What to watch: Short of shutting down the visas, Trump could administratively strangle the program or work with Congress to significantly slash it, immigration experts told Axios.

  • Ramp up enforcement: Sen. Jeff Sessions, Trump's pick for attorney general and long-time critic of H-1Bs, could ratchet up scrutiny of the application process and impose such severe penalties and fines that companies will stop using the program. The Justice Department can bring more serious charges relatively easily under existing policies.

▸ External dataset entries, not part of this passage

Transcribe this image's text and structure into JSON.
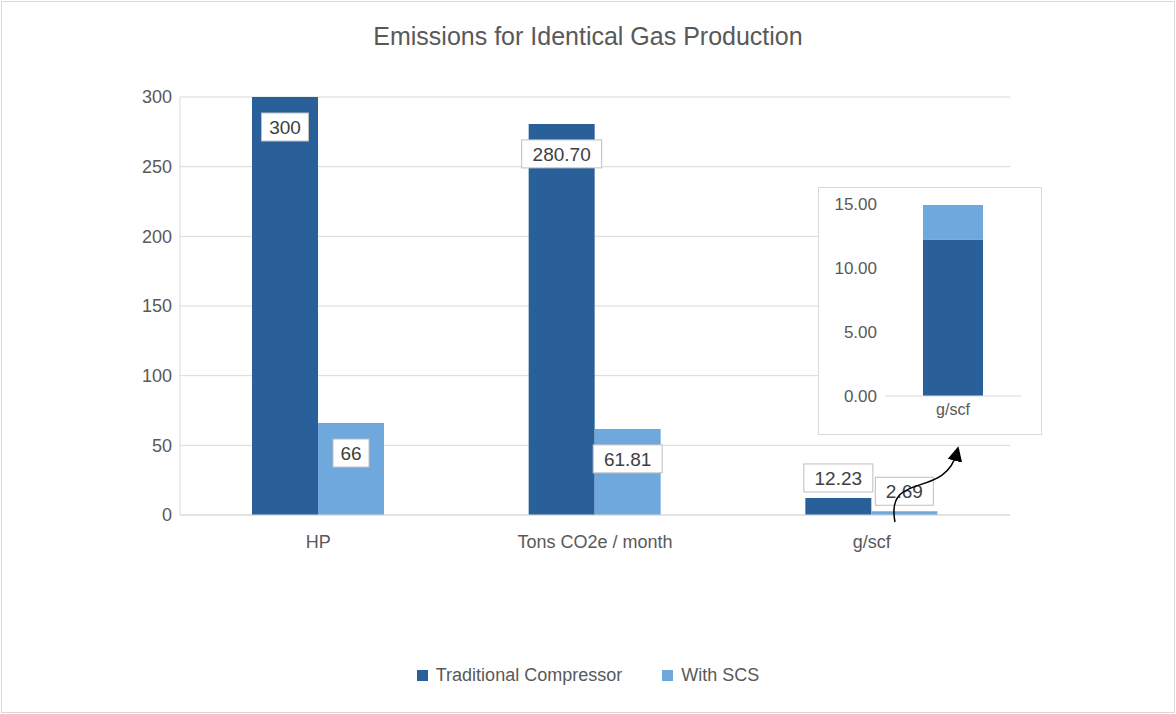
{
  "chart_data": [
    {
      "type": "bar",
      "title": "Emissions for Identical Gas Production",
      "categories": [
        "HP",
        "Tons CO2e / month",
        "g/scf"
      ],
      "series": [
        {
          "name": "Traditional Compressor",
          "color": "#2a6099",
          "values": [
            300,
            280.7,
            12.23
          ],
          "value_labels": [
            "300",
            "280.70",
            "12.23"
          ]
        },
        {
          "name": "With SCS",
          "color": "#6fa8dc",
          "values": [
            66,
            61.81,
            2.69
          ]
        }
      ],
      "ylim": [
        0,
        300
      ],
      "yticks": [
        0,
        50,
        100,
        150,
        200,
        250,
        300
      ],
      "grid": true,
      "data_labels": true,
      "legend": "bottom"
    },
    {
      "type": "bar",
      "stacked": true,
      "categories": [
        "g/scf"
      ],
      "series": [
        {
          "name": "Traditional Compressor",
          "color": "#2a6099",
          "values": [
            12.23
          ]
        },
        {
          "name": "With SCS",
          "color": "#6fa8dc",
          "values": [
            2.69
          ]
        }
      ],
      "ylim": [
        0,
        15
      ],
      "yticks": [
        {
          "value": 0,
          "label": "0.00"
        },
        {
          "value": 5,
          "label": "5.00"
        },
        {
          "value": 10,
          "label": "10.00"
        },
        {
          "value": 15,
          "label": "15.00"
        }
      ],
      "grid": false
    }
  ]
}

  • Raise wage requirements: Congress could pass a bill to force companies to pay H-1B visa holders higher salaries to ensure the program isn't used to replace lower-level American workers. Congress could also increase Department of Labor oversight of H-1B dependent companies, or firms with more than 15 % of workers relying on the visas. Rep. Darrell Issa, a Trump supporter, is pushing legislation that would, through government oversight, force those companies to pay all H-1B workers at least $100,000 a year, up from the current minimum of $60,000.
  • Reprioritize the lottery: The current lottery system is first come, first served. The Department of Homeland Security could possibly rejigger the system so H-1B visa allocation is prioritized based on salary or even the manner in which companies use H-1B workers.
  • Reduce the numbers: Cutting back the number of H-1B visas up for grabs requires legislation. DHS could also find ways to restrict access to the visas for certain types companies.
  • Increase headaches: The administration could hike up the fees companies pay to apply for the visas to discourage bulk filings. Officials could simply divert resources away from the H-1B program to slow down application processing, or require so many new screenings or background checks that companies give up on the program.
  • Shame into submission: Fears of being the subject of a Trump tweetstorm shaming big H-1B users could prompt companies to cut back on their visa applications. Even tech companies that follow the program's rules to the letter would prefer to avoid a PR nightmare.